Avez-vous entendu l’appel du Christ récemment ou était-ce il y a bien longtemps ? Pour l’instant nous sommes tous dans le travail dans la vigne, travail qui n’attend pas, qui est toujours à faire, pour lequel toute collaboration supplémentaire est la bienvenue. Et nous avons cette certitude que quand notre soir adviendra, nous recevrons ce qui est juste, ce qui est correct, ce qui est promis, et cela sans avoir besoin de marchander ou de négocier, parce que ayant déjà tout reçu, il n’y aura plus rien à demander.

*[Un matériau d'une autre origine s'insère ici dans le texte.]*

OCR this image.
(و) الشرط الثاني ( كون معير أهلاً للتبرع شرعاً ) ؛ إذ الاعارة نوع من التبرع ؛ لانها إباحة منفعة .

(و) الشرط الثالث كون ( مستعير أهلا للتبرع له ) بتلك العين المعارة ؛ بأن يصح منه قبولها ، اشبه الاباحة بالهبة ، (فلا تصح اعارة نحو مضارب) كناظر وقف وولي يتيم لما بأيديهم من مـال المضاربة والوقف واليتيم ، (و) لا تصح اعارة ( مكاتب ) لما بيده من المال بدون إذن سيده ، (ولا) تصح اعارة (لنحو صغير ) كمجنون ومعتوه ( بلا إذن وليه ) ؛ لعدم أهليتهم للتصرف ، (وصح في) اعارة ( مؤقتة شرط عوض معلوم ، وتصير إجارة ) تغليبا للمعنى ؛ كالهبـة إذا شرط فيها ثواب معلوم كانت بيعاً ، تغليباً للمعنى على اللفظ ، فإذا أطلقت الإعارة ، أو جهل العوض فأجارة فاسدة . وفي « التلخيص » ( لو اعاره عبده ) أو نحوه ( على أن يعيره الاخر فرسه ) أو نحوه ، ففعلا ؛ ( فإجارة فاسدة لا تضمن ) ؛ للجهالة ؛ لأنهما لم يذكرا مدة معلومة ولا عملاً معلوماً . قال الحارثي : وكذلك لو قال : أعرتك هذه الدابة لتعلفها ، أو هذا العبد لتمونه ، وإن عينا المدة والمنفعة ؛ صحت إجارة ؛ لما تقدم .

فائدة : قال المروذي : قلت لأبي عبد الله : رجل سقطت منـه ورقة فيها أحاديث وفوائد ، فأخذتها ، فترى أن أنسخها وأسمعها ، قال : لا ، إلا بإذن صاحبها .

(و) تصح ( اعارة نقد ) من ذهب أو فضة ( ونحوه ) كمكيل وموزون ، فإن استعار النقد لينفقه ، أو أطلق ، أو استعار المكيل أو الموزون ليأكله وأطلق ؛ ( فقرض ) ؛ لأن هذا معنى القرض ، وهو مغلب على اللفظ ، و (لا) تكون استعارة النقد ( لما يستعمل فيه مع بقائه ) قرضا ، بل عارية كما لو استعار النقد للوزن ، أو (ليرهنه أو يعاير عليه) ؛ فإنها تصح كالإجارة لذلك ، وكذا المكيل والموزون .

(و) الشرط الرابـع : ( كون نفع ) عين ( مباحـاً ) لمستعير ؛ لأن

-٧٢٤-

Les disciples du Christ n’ont pas besoin de délégués syndicaux. Ils ont l’amour du maître de maison, du seigneur de la vigne. Ils reçoivent en permanence ce dont ils ont besoin pour donner, pour travailler.

La grâce ne cadre pas avec la jalousie. Il y a diversité de dons, diversité de ministères. Chez le disciple, le mauvais oeil qui voit la grâce de Dieu de travers n’a pas sa place, n’a pas sa raison d’être.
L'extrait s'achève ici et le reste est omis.